Patek Philippe: l’entusiasmo degli appassionati per la collezione Cubitus, la prima dopo oltre vent’anni

Dopo oltre vent’anni e a seguito di diverse anticipazioni trapelate nel corso dei mesi scorsi, Patek Philippe ha svelato una nuova collezione: il design registrato Cubitus ha debuttato in tre versioni, arricchendo la vasta gamma di orologi del brand con una nuova declinazione di «audacia ed eleganza». Sono queste le parole usate da Patek Philippe nel comunicato stampa rilasciato sul sito per presentare e descrivere i tre nuovi orologi che hanno acceso l’entusiasmo dei collezionisti.

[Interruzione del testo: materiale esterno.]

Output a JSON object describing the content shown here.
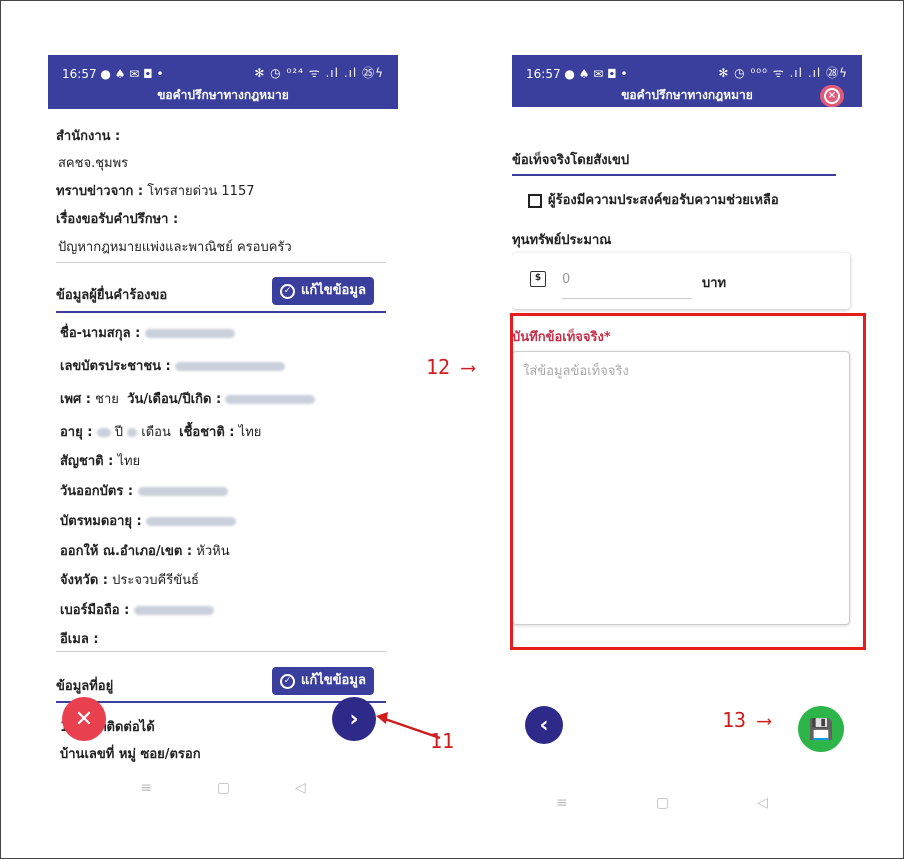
{
  "left": {
    "status": {
      "time": "16:57",
      "icons": "● ♠ ✉ ◘ •",
      "right_icons": "✻ ◷ ⁰²⁴ ᯤ .ıl .ıl ㉕ϟ"
    },
    "title": "ขอคำปรึกษาทางกฎหมาย",
    "office_label": "สำนักงาน :",
    "office_value": "สคชจ.ชุมพร",
    "source_label": "ทราบข่าวจาก :",
    "source_value": "โทรสายด่วน 1157",
    "topic_label": "เรื่องขอรับคำปรึกษา :",
    "topic_value": "ปัญหากฎหมายแพ่งและพาณิชย์ ครอบครัว",
    "applicant_section": "ข้อมูลผู้ยื่นคำร้องขอ",
    "edit_label": "แก้ไขข้อมูล",
    "name_label": "ชื่อ-นามสกุล :",
    "id_label": "เลขบัตรประชาชน :",
    "gender_label": "เพศ :",
    "gender_value": "ชาย",
    "dob_label": "วัน/เดือน/ปีเกิด :",
    "age_label": "อายุ :",
    "age_year": "ปี",
    "age_month": "เดือน",
    "race_label": "เชื้อชาติ :",
    "race_value": "ไทย",
    "nationality_label": "สัญชาติ :",
    "nationality_value": "ไทย",
    "issue_label": "วันออกบัตร :",
    "expire_label": "บัตรหมดอายุ :",
    "issued_at_label": "ออกให้ ณ.อำเภอ/เขต :",
    "issued_at_value": "หัวหิน",
    "province_label": "จังหวัด :",
    "province_value": "ประจวบคีรีขันธ์",
    "phone_label": "เบอร์มือถือ :",
    "email_label": "อีเมล :",
    "address_section": "ข้อมูลที่อยู่",
    "contact_address": "ที่อยู่ที่ติดต่อได้",
    "contact_prefix": "1.",
    "house_labels": "บ้านเลขที่  หมู่  ซอย/ตรอก",
    "close_fab": "✕",
    "next_fab": "›"
  },
  "right": {
    "status": {
      "time": "16:57",
      "icons": "● ♠ ✉ ◘ •",
      "right_icons": "✻ ◷ ⁰⁰⁰ ᯤ .ıl .ıl ㉘ϟ"
    },
    "title": "ขอคำปรึกษาทางกฎหมาย",
    "close_icon": "×",
    "facts_section": "ข้อเท็จจริงโดยสังเขป",
    "assist_checkbox": "ผู้ร้องมีความประสงค์ขอรับความช่วยเหลือ",
    "capital_label": "ทุนทรัพย์ประมาณ",
    "capital_value": "0",
    "currency": "บาท",
    "money_icon": "$",
    "facts_label": "บันทึกข้อเท็จจริง*",
    "facts_placeholder": "ใส่ข้อมูลข้อเท็จจริง",
    "back_fab": "‹",
    "save_fab": "💾"
  },
  "nav": {
    "menu": "≡",
    "home": "▢",
    "back": "◁"
  },
  "annotations": {
    "a11": "11",
    "a12": "12",
    "a13": "13"
  },
  "colors": {
    "primary": "#3a3f9d",
    "danger": "#e8404f",
    "success": "#2db54a",
    "annotation": "#e51d1d",
    "required": "#c4304a"
  }
}
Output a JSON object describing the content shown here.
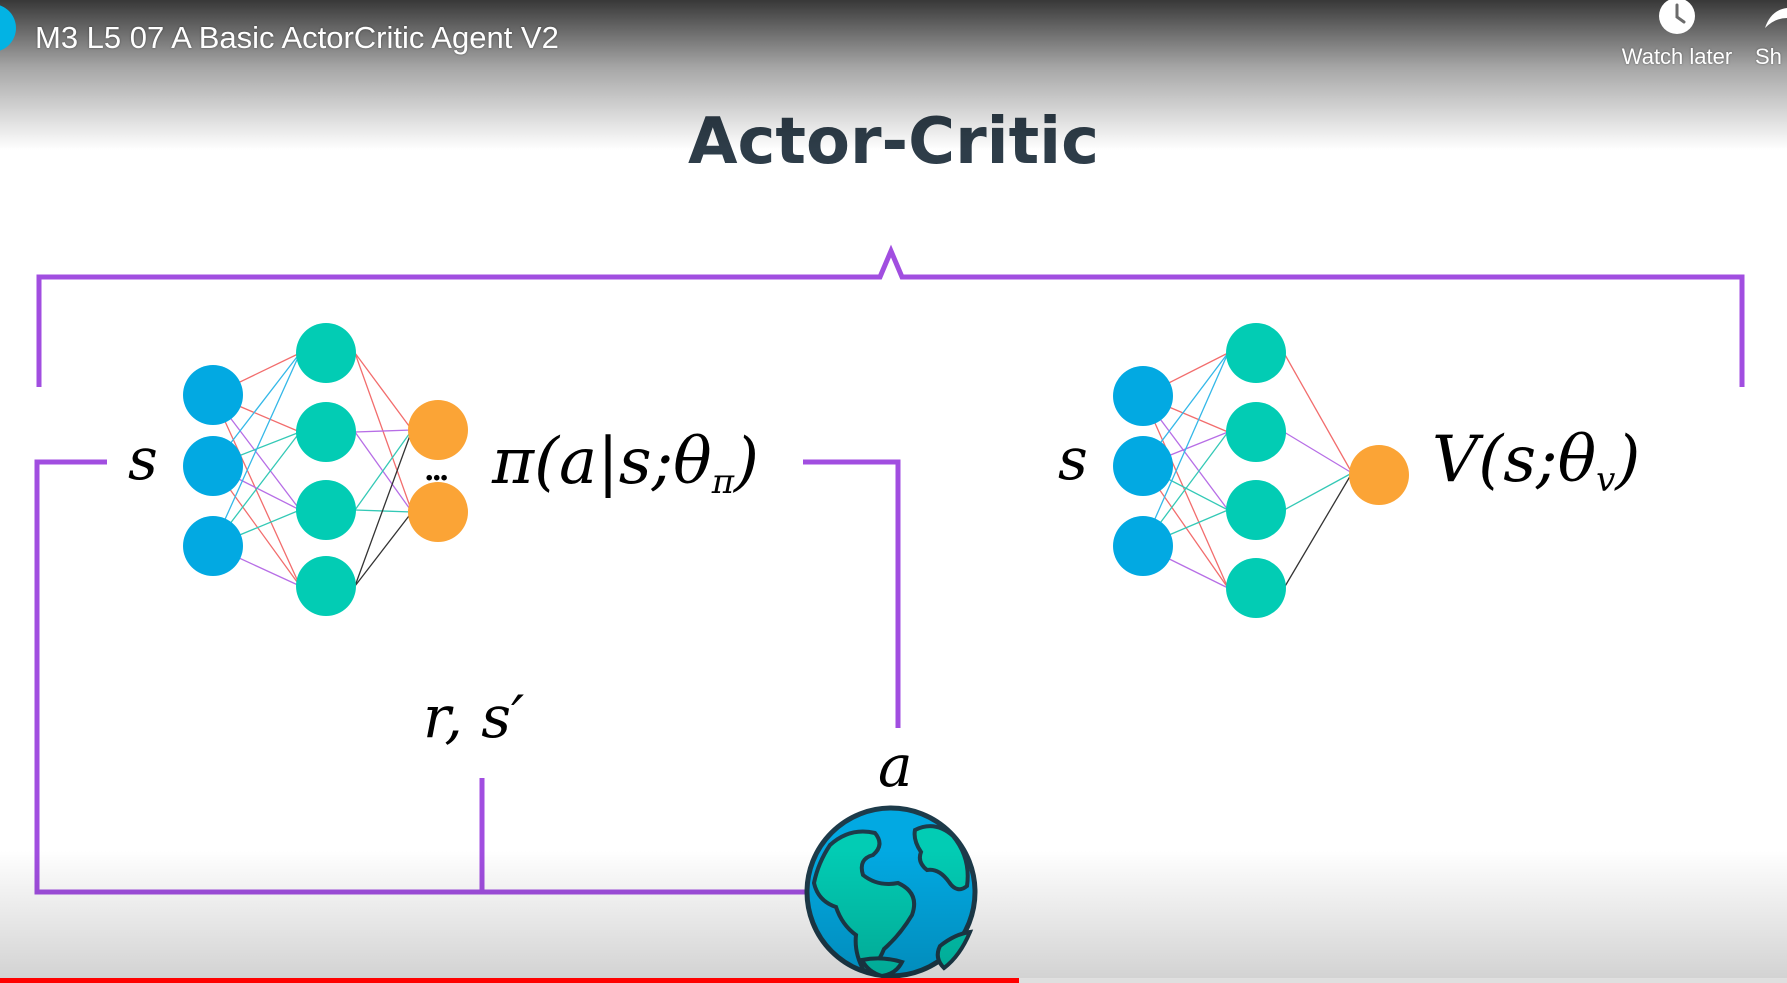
{
  "player": {
    "video_title": "M3 L5 07 A Basic ActorCritic Agent V2",
    "watch_later_label": "Watch later",
    "share_label": "Sh",
    "progress_fraction": 0.57
  },
  "slide": {
    "title": "Actor-Critic",
    "actor": {
      "input_label": "s",
      "output_label_main": "π(a|s;θ",
      "output_label_sub": "π",
      "output_label_close": ")",
      "ellipsis": "..."
    },
    "critic": {
      "input_label": "s",
      "output_label_main": "V(s;θ",
      "output_label_sub": "v",
      "output_label_close": ")"
    },
    "feedback_label": "r, s′",
    "action_label": "a"
  },
  "colors": {
    "bracket": "#a14ee0",
    "input_node": "#02a9e2",
    "hidden_node": "#02ccb4",
    "output_node": "#fba436",
    "title_text": "#2e3d49",
    "progress": "#ff0000",
    "globe_ocean": "#02a9e2",
    "globe_land": "#02ccb4"
  }
}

Si tratta di tre versioni con un carattere forte e distintivo. Il modello tecnico, chiamato “Cubitus Instantaneous Grand Date, Day and Moon Phases, ref. 5822P-001” è realizzato in platino ed è alimentato da un nuovo movimento con display istantanei per i quali sono state depositate sei domande di brevetto specifiche, che, insieme agli altri modelli, si pone come nuova interpretazione dell’”elegant sporty” style. Il “Cubitus ref. 5821/1AR”, con carica automatica, in oro rosa e acciaio, dona un tocco vintage alla collezione, e la versione in acciaio denominata “Cubitus ref. 5821/1A” rappresenta l’essenza stessa dell’eleganza sportiva. 

Una collezione che conferma la padronanza tecnica di uno dei brand leader nel settore e la sua creatività, da sempre al centro delle sue creazioni, che anche questa volta non è mancata. Attraverso Cubitus, infatti, Patek Philippe ha presentato una nuova geometria basata sul quadrato, una forma già esplorata dal brand soprattutto nel periodo Art Déco in cui era molto in voga. Il design di questa nuova collezione è però del tutto originale: il brand di orologeria svizzero ha infatti spiegato di aver lavorato su una forma che combina il quadrato, il cerchio e l’ottagono, per una cassa quadrata caratterizzata da angoli stondati con un diametro di 45 mm. 

Sono moltissimi i dettagli della collezione che hanno entusiasmato i collezionisti, come il contrasto tra le finiture satinate verticali sulla parte piatta della lunetta e sulla parte superiore della cassa, e quelle lucide sullo smusso dell’angolo della lunetta e sui fianchi della carrure. Patek Philippe ha inoltre impreziosito i quadranti con un motivo orizzontale stampato a rilievo che crea giochi di luce. 

Una collezione che si preannuncia un successo, e che si aggiunge a quelle lanciate nel corso degli anni dalla manifattura ginevrina, tutte con un proprio carattere distintivo. A partire dal Calatrava del 1932, archetipo dell’orologio rotondo, fino al Golden Ellipse del 1968, con proporzioni armoniose ispirate alla sezione aurea. Il celebre Nautilus, lanciato nel 1976, è ormai l’orologio leader nell’ambito dell’eleganza sportiva, ed è stato seguito dalla Gondolo collection nel 1993, incarnazione contemporanea dello spirito Art Déco. La casa ha poi presentato l’Aquanaut nel 1997, emblema del casual chic, e il Twenty~4, nel 1999, espressione dell’eleganza femminile senza tempo, completato nel 2018 con il lancio del Twenty~4 Automatic. Tutti questi modelli, caratterizzati da linee pulite, sono diventati simboli di fascino e maestria tecnica, oltre che di un’eleganza senza tempo: la stessa che caratterizza Cubitus, collezione destinata a diventare una nuova icona.